And maybe I should've been more distressed, but apart from the ever-present anxiety that I had really just gone insane, things weren't that bad. I was kept busy enough during the day that I didn't have much time to wallow in an existential crisis; and by the time night fell, I was usually so tired that I passed right out. I suppose it helped that I didn't feel like I was missing much, not being at home. I had no real family to speak of… my father had run off when I was a child, and my mother had been dead for nearly a decade. I had a few friends, but no one really close; working two or something three jobs since I was 17 meant I didn't have a lot of time for socializing.
I'd always been more of a "in the moment" kind of girl anyway, and trust me, there were plenty of new challenges to help keep my mind in the present. Like keeping clean, for example. The Slog had running water for the two showers and toilets that had somehow survived the apocalypse, but the water pressure for both was terrible. Showers had to be used sparingly because the water purifiers could only filter water at a certain rate, and we couldn't pull too much from the tarberries without risking the plants. But homemade soap was a thing, and evidently plastic toothbrushes had been hardy enough to survive the nuclear bombing in plentiful numbers, so I could still make myself feel somewhat presentable at the end of each day.
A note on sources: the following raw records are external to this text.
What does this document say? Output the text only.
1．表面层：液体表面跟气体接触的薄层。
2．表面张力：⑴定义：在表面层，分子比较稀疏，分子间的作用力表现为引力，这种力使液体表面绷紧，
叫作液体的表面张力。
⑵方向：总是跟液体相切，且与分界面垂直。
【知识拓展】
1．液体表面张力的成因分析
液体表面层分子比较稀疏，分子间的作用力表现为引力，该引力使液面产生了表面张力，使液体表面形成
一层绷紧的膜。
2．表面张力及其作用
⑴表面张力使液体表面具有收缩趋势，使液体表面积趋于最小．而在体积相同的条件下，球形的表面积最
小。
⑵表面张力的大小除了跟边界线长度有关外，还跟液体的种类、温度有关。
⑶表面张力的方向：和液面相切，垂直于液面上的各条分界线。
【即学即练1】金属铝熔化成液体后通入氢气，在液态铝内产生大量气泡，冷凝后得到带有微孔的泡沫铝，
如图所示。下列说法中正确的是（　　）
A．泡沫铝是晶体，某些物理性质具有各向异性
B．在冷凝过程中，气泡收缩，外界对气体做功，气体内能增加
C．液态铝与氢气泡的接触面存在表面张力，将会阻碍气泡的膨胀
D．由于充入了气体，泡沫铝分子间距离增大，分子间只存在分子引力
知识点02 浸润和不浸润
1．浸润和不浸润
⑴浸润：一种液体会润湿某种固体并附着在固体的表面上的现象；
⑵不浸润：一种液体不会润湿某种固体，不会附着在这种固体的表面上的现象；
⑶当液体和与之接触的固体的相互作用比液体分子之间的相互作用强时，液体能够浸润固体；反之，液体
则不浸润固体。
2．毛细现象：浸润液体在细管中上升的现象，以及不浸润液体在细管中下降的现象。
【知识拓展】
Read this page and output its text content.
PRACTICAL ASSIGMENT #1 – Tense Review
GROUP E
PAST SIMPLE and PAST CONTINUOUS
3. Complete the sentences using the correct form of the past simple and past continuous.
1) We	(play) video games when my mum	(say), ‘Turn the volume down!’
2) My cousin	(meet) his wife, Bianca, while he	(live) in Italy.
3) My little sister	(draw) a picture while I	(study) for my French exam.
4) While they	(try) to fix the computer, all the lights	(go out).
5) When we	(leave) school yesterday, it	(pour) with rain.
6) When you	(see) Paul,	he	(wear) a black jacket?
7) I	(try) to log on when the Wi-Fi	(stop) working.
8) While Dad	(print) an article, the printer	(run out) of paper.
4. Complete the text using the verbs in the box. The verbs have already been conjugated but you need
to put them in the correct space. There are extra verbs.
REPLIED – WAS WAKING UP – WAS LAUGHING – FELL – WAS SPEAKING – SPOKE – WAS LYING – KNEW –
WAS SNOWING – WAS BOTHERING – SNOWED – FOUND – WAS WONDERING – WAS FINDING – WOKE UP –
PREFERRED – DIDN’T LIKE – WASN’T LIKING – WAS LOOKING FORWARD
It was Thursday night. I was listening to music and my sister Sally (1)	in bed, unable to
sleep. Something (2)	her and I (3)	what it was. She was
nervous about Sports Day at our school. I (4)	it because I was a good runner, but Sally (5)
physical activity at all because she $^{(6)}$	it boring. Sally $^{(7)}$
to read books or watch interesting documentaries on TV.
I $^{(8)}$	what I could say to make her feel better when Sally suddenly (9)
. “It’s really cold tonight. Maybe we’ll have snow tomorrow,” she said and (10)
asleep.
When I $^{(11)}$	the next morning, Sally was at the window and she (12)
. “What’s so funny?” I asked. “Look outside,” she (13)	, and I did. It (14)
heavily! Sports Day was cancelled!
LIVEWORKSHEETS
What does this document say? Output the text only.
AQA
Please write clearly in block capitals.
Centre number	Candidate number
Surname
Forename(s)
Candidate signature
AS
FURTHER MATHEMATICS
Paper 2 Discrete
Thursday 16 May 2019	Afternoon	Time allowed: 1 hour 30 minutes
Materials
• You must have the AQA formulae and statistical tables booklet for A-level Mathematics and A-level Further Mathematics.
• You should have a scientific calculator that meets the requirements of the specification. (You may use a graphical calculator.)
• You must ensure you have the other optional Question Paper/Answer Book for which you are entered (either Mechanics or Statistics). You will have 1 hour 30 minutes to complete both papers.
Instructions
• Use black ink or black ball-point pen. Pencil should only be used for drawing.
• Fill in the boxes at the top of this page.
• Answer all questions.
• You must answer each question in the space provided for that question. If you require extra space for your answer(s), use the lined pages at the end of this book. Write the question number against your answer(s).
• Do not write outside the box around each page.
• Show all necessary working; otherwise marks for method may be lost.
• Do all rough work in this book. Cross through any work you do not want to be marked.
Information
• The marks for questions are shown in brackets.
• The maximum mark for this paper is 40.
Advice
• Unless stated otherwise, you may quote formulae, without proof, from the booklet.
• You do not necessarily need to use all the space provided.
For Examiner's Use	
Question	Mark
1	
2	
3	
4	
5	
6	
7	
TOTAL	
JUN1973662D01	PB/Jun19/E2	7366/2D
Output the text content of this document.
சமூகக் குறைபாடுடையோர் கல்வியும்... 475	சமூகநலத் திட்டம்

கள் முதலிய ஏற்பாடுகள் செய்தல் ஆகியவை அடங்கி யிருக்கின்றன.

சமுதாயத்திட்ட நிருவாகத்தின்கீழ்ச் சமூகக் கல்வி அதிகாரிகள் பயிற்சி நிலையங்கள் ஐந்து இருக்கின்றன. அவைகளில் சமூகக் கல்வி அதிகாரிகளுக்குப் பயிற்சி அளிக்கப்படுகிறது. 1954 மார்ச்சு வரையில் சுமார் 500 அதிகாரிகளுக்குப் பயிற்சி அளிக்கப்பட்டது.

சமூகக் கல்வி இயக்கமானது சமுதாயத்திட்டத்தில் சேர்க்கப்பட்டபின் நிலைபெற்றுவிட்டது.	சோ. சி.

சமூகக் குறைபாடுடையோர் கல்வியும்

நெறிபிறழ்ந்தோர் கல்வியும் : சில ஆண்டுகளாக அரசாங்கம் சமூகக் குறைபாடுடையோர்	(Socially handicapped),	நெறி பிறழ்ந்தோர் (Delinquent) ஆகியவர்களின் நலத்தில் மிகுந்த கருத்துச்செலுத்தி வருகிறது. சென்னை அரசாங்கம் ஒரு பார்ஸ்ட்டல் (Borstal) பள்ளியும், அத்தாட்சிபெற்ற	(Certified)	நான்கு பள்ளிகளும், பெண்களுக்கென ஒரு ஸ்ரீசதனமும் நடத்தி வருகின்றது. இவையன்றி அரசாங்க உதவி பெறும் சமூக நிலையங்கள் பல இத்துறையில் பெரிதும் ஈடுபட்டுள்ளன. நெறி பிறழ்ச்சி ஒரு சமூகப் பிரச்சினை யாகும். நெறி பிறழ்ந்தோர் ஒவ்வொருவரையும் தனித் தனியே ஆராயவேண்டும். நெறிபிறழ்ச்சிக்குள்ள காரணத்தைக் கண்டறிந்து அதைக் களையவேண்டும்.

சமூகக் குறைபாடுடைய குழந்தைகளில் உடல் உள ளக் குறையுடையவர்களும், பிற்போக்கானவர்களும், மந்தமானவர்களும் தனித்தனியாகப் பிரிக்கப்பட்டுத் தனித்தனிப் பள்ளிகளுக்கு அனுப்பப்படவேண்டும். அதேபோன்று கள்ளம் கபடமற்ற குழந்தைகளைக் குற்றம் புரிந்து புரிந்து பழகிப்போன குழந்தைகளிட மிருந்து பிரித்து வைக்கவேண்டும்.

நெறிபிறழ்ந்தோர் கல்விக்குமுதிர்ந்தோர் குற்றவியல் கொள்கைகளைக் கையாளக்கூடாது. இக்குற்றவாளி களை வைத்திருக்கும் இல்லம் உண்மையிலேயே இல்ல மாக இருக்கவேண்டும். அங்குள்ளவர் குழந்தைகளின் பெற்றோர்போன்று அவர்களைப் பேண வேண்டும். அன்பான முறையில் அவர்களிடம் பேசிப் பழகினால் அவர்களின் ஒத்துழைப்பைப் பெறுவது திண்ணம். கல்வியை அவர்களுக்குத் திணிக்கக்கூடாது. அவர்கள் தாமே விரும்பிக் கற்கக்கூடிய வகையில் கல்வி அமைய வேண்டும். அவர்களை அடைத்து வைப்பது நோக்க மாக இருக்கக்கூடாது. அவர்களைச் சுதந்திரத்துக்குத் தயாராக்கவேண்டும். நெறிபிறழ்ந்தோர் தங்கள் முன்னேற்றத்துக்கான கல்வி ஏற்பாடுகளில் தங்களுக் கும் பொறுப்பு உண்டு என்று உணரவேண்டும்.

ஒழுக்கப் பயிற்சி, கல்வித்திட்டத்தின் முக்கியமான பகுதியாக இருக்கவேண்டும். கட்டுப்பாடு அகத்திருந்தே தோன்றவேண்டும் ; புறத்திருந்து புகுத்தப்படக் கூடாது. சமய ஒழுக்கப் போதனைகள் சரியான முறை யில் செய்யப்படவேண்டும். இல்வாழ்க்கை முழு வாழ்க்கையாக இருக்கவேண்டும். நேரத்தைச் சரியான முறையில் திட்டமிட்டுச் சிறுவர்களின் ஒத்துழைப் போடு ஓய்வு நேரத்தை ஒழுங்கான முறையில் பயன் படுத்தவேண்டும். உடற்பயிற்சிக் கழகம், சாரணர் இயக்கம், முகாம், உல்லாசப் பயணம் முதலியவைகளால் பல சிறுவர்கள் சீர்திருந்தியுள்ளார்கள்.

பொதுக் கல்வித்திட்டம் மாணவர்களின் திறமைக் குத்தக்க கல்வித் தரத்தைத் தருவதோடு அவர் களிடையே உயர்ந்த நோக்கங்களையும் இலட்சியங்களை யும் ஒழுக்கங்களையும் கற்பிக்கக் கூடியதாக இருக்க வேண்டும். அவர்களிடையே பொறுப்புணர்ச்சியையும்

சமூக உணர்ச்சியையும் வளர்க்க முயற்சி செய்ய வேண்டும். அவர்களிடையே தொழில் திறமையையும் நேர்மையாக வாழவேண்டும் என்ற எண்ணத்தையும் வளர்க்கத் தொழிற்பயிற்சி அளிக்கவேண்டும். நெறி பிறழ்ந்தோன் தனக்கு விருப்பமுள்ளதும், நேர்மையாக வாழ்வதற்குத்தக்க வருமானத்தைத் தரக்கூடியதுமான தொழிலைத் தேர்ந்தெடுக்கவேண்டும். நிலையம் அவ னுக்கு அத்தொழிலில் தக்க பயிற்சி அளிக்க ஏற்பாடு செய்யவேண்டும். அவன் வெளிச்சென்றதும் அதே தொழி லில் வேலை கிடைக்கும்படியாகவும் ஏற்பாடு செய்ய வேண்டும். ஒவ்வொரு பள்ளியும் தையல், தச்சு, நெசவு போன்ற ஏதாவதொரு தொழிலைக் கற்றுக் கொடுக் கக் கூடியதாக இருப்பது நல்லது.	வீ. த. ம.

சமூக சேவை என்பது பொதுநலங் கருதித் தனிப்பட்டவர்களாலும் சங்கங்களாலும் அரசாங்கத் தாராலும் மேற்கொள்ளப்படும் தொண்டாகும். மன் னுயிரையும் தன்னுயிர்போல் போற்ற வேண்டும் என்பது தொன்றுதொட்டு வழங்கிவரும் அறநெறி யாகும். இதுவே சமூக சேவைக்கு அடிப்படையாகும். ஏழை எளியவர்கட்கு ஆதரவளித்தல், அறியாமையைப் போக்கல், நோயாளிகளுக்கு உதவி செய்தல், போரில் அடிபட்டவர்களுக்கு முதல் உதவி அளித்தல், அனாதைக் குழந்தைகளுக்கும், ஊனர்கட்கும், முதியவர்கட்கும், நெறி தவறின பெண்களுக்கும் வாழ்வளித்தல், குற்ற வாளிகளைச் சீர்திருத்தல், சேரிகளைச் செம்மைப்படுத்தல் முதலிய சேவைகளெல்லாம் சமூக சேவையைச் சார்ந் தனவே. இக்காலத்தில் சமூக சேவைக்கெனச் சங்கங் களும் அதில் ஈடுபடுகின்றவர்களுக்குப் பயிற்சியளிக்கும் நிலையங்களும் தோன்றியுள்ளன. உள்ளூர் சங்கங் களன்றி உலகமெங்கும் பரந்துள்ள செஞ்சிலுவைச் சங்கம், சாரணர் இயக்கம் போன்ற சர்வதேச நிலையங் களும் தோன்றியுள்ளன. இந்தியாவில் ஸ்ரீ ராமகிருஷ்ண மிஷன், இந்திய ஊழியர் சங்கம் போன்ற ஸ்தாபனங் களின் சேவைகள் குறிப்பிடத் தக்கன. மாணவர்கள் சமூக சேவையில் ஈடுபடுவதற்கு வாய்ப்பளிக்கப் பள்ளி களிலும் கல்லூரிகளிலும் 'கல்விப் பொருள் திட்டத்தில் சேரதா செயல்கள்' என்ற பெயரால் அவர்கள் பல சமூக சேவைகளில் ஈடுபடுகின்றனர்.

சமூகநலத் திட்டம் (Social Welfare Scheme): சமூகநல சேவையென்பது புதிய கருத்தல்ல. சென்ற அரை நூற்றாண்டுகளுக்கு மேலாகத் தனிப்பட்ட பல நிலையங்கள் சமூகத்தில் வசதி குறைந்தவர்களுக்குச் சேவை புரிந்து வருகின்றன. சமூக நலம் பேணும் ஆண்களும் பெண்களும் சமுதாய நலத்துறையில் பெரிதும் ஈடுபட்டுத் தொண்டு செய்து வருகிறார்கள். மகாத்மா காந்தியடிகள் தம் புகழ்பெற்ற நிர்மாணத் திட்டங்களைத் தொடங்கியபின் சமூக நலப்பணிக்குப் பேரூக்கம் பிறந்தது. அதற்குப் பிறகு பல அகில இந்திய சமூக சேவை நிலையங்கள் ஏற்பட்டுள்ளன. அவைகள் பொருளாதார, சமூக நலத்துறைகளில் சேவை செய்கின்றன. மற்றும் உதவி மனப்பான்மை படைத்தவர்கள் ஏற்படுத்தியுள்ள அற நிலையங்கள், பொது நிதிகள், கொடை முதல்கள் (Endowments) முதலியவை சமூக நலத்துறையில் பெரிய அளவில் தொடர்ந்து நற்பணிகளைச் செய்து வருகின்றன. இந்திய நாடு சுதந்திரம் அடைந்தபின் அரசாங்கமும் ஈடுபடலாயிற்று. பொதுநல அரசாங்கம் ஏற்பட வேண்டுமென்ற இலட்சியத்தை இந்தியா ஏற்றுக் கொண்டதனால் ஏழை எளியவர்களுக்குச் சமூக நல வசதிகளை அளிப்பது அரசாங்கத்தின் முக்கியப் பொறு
Each of the bathrooms actually had mirrors- cracked ones, but useable nonetheless. I don't know if I was relieved or not to see my own face looking back at me on that first day. I don't know why I might have expected anything different. It was very easy to tell from the get-go that I was in my own skin; I'm pretty well covered in tattoos, so it's not like I could really be mistaken for anyone else. Besides video games, body modification has really been my only financially-draining vice.
So it wasn't much of a surprise to see my own face in the old, tarnished glass. Same dark hair, same boring gray eyes. All the piercings in my ears (and one in my nose) present and accounted for. I was going to have a hell of a job blending in with the rest of the locals looking like a Hot Topic manager's wet dream, but oh well. Wasn't a whole lot I could do about it at this point.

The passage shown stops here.